LA CRÓNICA QUE SE LLEVÓ MCCAUSLAND




Eran las cuatro de la madrugada, no podría ser una mejor hora para enfrentar un hecho íntimo en la vida de una persona, su muerte. En este caso no era un fallecimiento cualquiera, se trataba de alguien que se deleitaba con la palabra e invitaba a otros a vivir de lo ordinario, sucesos épicos.

Esa crónica de su partida no la pudo escribir, pero la vivió con intensidad, sin la presencia intrusa de factores de distracción, que aunque bien intencionados, disipaban la contundencia de la experiencia.   Por eso la hora escogida, que permitía una noche hondonada en tiempo, pero abarrotada de albura, lucía idónea para la despedida de alguien que tenía reputación de saber inmortalizar los acontecimientos.

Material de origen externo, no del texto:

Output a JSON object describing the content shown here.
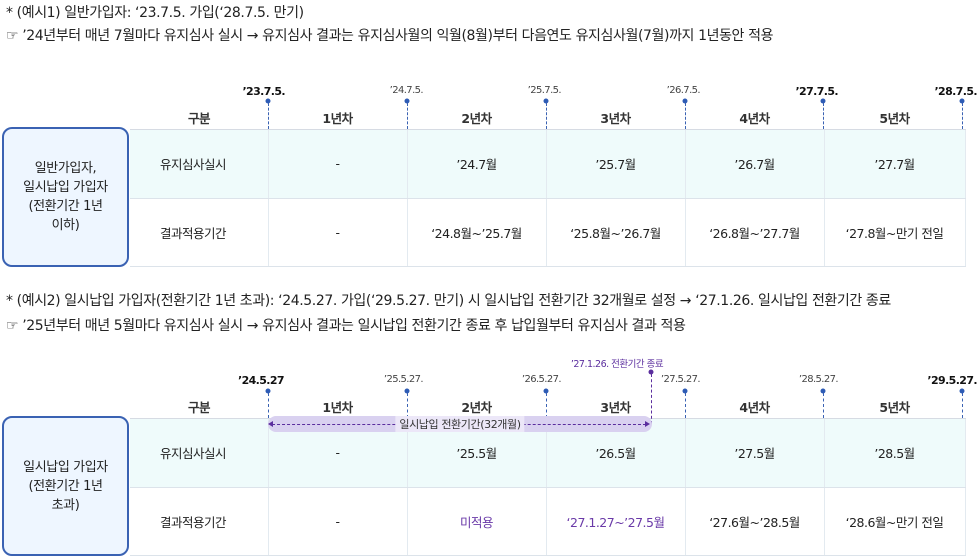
{
  "example1": {
    "line1": "* (예시1) 일반가입자: ‘23.7.5. 가입(‘28.7.5. 만기)",
    "line2": "☞ ’24년부터 매년 7월마다 유지심사 실시 → 유지심사 결과는 유지심사월의 익월(8월)부터 다음연도 유지심사월(7월)까지 1년동안 적용",
    "box_label": "일반가입자,\n일시납입 가입자\n(전환기간 1년\n이하)",
    "ticks": [
      "’23.7.5.",
      "’24.7.5.",
      "’25.7.5.",
      "’26.7.5.",
      "’27.7.5.",
      "’28.7.5."
    ],
    "headers": [
      "구분",
      "1년차",
      "2년차",
      "3년차",
      "4년차",
      "5년차"
    ],
    "row_exec": [
      "유지심사실시",
      "-",
      "’24.7월",
      "’25.7월",
      "’26.7월",
      "’27.7월"
    ],
    "row_apply": [
      "결과적용기간",
      "-",
      "‘24.8월~’25.7월",
      "‘25.8월~’26.7월",
      "‘26.8월~’27.7월",
      "‘27.8월~만기 전일"
    ]
  },
  "example2": {
    "line1": "* (예시2) 일시납입 가입자(전환기간 1년 초과): ‘24.5.27. 가입(‘29.5.27. 만기) 시 일시납입 전환기간 32개월로 설정 → ‘27.1.26. 일시납입 전환기간 종료",
    "line2": "☞ ’25년부터 매년 5월마다 유지심사 실시 → 유지심사 결과는 일시납입 전환기간 종료 후 납입월부터 유지심사 결과 적용",
    "box_label": "일시납입 가입자\n(전환기간 1년\n초과)",
    "ticks": [
      "’24.5.27",
      "’25.5.27.",
      "’26.5.27.",
      "’27.5.27.",
      "’28.5.27.",
      "’29.5.27."
    ],
    "end_annotation": "’27.1.26. 전환기간 종료",
    "period_label": "일시납입 전환기간(32개월)",
    "headers": [
      "구분",
      "1년차",
      "2년차",
      "3년차",
      "4년차",
      "5년차"
    ],
    "row_exec": [
      "유지심사실시",
      "-",
      "’25.5월",
      "’26.5월",
      "’27.5월",
      "’28.5월"
    ],
    "row_apply": [
      "결과적용기간",
      "-",
      "미적용",
      "‘27.1.27~’27.5월",
      "‘27.6월~’28.5월",
      "‘28.6월~만기 전일"
    ]
  },
  "colors": {
    "box_border": "#3a62b3",
    "box_fill": "#eef6ff",
    "row_highlight": "#effbfb",
    "accent_purple": "#6a3aa8"
  }
}
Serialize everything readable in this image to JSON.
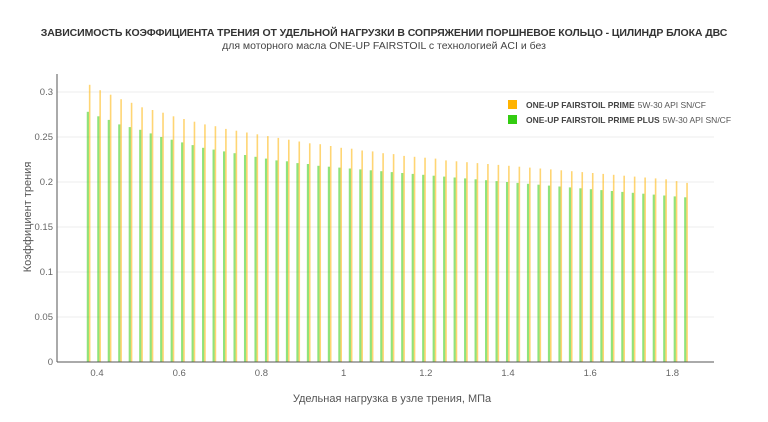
{
  "chart_data": {
    "type": "bar",
    "title": "ЗАВИСИМОСТЬ КОЭФФИЦИЕНТА ТРЕНИЯ ОТ УДЕЛЬНОЙ НАГРУЗКИ В СОПРЯЖЕНИИ ПОРШНЕВОЕ КОЛЬЦО - ЦИЛИНДР БЛОКА ДВС",
    "subtitle": "для моторного масла  ONE-UP FAIRSTOIL с технологией ACI и без",
    "xlabel": "Удельная нагрузка в узле трения, МПа",
    "ylabel": "Коэффициент трения",
    "xlim": [
      0.33,
      1.93
    ],
    "ylim": [
      0,
      0.32
    ],
    "xticks": [
      0.4,
      0.6,
      0.8,
      1,
      1.2,
      1.4,
      1.6,
      1.8
    ],
    "xtick_labels": [
      "0.4",
      "0.6",
      "0.8",
      "1",
      "1.2",
      "1.4",
      "1.6",
      "1.8"
    ],
    "yticks": [
      0,
      0.05,
      0.1,
      0.15,
      0.2,
      0.25,
      0.3
    ],
    "ytick_labels": [
      "0",
      "0.05",
      "0.1",
      "0.15",
      "0.2",
      "0.25",
      "0.3"
    ],
    "grid": true,
    "legend_position": "top-right",
    "x_start": 0.378,
    "x_step": 0.0255,
    "series": [
      {
        "name": "ONE-UP FAIRSTOIL PRIME",
        "suffix": "5W-30 API SN/CF",
        "color": "#FFB300",
        "values": [
          0.308,
          0.302,
          0.297,
          0.292,
          0.288,
          0.283,
          0.28,
          0.277,
          0.273,
          0.27,
          0.267,
          0.264,
          0.262,
          0.259,
          0.257,
          0.255,
          0.253,
          0.251,
          0.249,
          0.247,
          0.245,
          0.243,
          0.242,
          0.24,
          0.238,
          0.237,
          0.235,
          0.234,
          0.232,
          0.231,
          0.229,
          0.228,
          0.227,
          0.226,
          0.224,
          0.223,
          0.222,
          0.221,
          0.22,
          0.219,
          0.218,
          0.217,
          0.216,
          0.215,
          0.214,
          0.213,
          0.212,
          0.211,
          0.21,
          0.209,
          0.208,
          0.207,
          0.206,
          0.205,
          0.204,
          0.203,
          0.201,
          0.199
        ]
      },
      {
        "name": "ONE-UP FAIRSTOIL PRIME PLUS",
        "suffix": "5W-30 API SN/CF",
        "color": "#33CC11",
        "values": [
          0.278,
          0.273,
          0.269,
          0.264,
          0.261,
          0.258,
          0.254,
          0.25,
          0.247,
          0.244,
          0.241,
          0.238,
          0.236,
          0.234,
          0.232,
          0.23,
          0.228,
          0.226,
          0.224,
          0.223,
          0.221,
          0.22,
          0.218,
          0.217,
          0.216,
          0.215,
          0.214,
          0.213,
          0.212,
          0.211,
          0.21,
          0.209,
          0.208,
          0.207,
          0.206,
          0.205,
          0.204,
          0.203,
          0.202,
          0.201,
          0.2,
          0.199,
          0.198,
          0.197,
          0.196,
          0.195,
          0.194,
          0.193,
          0.192,
          0.191,
          0.19,
          0.189,
          0.188,
          0.187,
          0.186,
          0.185,
          0.184,
          0.183
        ]
      }
    ]
  }
}
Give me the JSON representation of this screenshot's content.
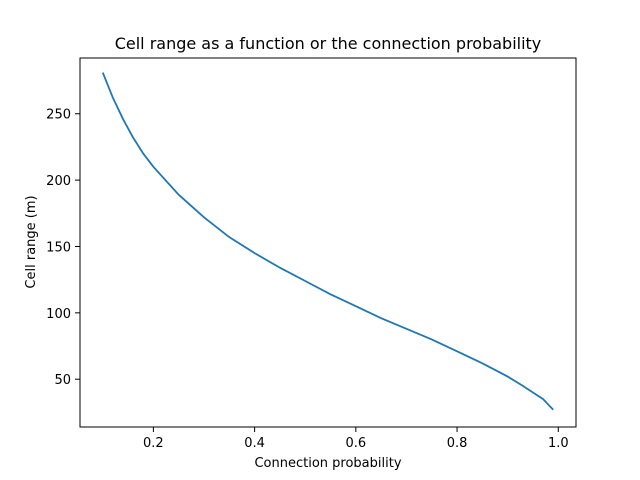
{
  "chart_data": {
    "type": "line",
    "title": "Cell range as a function or the connection probability",
    "xlabel": "Connection probability",
    "ylabel": "Cell range (m)",
    "xlim": [
      0.055,
      1.035
    ],
    "ylim": [
      14,
      292
    ],
    "xticks": [
      0.2,
      0.4,
      0.6,
      0.8,
      1.0
    ],
    "xtick_labels": [
      "0.2",
      "0.4",
      "0.6",
      "0.8",
      "1.0"
    ],
    "yticks": [
      50,
      100,
      150,
      200,
      250
    ],
    "ytick_labels": [
      "50",
      "100",
      "150",
      "200",
      "250"
    ],
    "grid": false,
    "series": [
      {
        "color": "#1f77b4",
        "x": [
          0.1,
          0.12,
          0.14,
          0.16,
          0.18,
          0.2,
          0.25,
          0.3,
          0.35,
          0.4,
          0.45,
          0.5,
          0.55,
          0.6,
          0.65,
          0.7,
          0.75,
          0.8,
          0.85,
          0.9,
          0.93,
          0.95,
          0.97,
          0.98,
          0.99
        ],
        "y": [
          281,
          262,
          246,
          232,
          220,
          210,
          189,
          172,
          157,
          145,
          134,
          124,
          114,
          105,
          96,
          88,
          80,
          71,
          62,
          52,
          45,
          40,
          35,
          31,
          27
        ]
      }
    ]
  }
}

Su enfermedad la vivió con prudencia mística y así mismo encaró su desenlace. En definitiva fueron esos, sucesos propios que no refulgían como lo trascendental en su paso terrenal, de serlo todo hubiera sido una causa perdida, más bien aprovecharía la posibilidad se seguir vivo, en consecuencia le dio todo el protagonismo  a sus letras y creaciones artísticas, así su marcha no sería por ahora, ni en mucho tiempo.

Hoy el gallinazo vuela rasante, la brisa con más fuerza golpea, en sus idas y venidas trae sonidos guturales, voces perdidas, olor a pescado recién atrapado y quizá una nota lastimera de acordeón, y el sol, bendito sol, alumbra  con ese brillo que solo ocurre en los sueños, pues al final, todos nuestros días son solo eso, recuerdos que construyen nuestras verdades.

La conquista parece descollar, no queda en el ambiente cosa diferente al disfrute perenne de un gran talento.